Day of freedom

3.8K 372 83
                                    

Hızlı adımları sayesinde evin iç kapısına ulaşırken içinden Jisung'un bir sorun çıkarmamasını diliyordu. İki gün önce onunla yaptığı konuşma sırasında planını küçük değişiklikler ile anlatmış ve onun inanmasını sağlamaya çalışmıştı. Başarılı olmuş gibi de duruyordu fakat yine de gencin bir sorun çıkarmamasını umuyordu.

Anahtarı kullanarak eve girdi ve hızla üst kata yöneldi. Jisung'un odasına girip onu uyanık bir şekilde oyuncağı ile oynarken bulduğunda ise gülümseyerek yanına gitti.

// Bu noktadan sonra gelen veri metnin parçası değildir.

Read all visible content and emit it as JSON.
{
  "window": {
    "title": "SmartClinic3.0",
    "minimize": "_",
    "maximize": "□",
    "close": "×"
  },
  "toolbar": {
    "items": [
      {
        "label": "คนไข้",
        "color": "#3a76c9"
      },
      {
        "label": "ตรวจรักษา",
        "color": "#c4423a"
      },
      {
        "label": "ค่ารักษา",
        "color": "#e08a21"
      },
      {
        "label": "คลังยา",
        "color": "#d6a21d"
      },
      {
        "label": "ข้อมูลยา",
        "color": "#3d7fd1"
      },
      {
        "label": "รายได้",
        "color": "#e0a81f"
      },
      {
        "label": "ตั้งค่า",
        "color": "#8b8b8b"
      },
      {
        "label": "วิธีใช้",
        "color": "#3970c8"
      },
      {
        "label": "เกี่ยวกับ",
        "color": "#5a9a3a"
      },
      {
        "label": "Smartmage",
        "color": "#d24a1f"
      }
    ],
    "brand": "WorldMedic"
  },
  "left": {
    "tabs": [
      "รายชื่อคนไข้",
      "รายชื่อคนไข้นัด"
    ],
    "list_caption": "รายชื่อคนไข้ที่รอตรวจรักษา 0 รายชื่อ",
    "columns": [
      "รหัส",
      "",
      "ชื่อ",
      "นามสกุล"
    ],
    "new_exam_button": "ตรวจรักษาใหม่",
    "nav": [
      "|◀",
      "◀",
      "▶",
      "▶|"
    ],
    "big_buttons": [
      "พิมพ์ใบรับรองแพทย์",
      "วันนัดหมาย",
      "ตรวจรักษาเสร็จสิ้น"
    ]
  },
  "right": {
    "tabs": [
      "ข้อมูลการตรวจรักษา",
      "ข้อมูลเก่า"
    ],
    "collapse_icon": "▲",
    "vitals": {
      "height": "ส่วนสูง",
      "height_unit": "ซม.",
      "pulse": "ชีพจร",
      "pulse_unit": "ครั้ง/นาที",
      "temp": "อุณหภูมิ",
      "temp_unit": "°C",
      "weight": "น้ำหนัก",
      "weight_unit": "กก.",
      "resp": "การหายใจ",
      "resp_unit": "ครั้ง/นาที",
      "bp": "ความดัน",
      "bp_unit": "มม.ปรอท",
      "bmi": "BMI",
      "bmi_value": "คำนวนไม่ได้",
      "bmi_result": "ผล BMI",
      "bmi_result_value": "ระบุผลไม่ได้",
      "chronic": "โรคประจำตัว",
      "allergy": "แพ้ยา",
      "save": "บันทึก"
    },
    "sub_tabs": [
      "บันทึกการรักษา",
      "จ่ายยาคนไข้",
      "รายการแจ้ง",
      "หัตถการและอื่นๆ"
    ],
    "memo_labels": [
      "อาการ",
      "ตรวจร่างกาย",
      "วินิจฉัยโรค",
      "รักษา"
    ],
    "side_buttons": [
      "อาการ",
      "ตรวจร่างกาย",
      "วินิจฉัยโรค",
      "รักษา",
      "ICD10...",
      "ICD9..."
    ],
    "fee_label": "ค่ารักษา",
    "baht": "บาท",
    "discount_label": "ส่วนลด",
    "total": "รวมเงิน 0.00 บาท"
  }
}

"Günaydın, bugün sana anlattığım şeyi yapacağız. Hazır mısın?"

Küçük olan gülümseyerek başıyla onaylamış ve onu kucaklayan Minho'nun yardımı ile lavaboda yüzünü yıkayıp mutfağa inmişti. Kendi mama sandalyesinde Minho'nun ona kahvaltı hazırlamasını beklerken büyük olan elinden geldiğince hızlı olmaya çalışıyordu. Çünkü dün Han Kyungbin hakkında yaptıkları suç duyurusu bugün yürürlüğe konacak ve adam da Jisung'u saklamaya çalışacaktı.

Hazırladığı sütlü yiyeceği küçük olanın önüne bıraktı ve gence yedirmeye başladı. Bir yandan da tekrar planın üzerinden geçmeyi ihmal etmiyordu.

"Birazdan seni kilere saklayacağım ve ben tekrar yanına gelene kadar sakın sesini çıkartma, tamam mı?"

"Tamam ama sonra nereye gideceğiz."

"Polislerin yanına gideceğiz. Orada seni koruyacağız ve bir daha istemediğin şeyleri yapmaya zorlanmayacaksın."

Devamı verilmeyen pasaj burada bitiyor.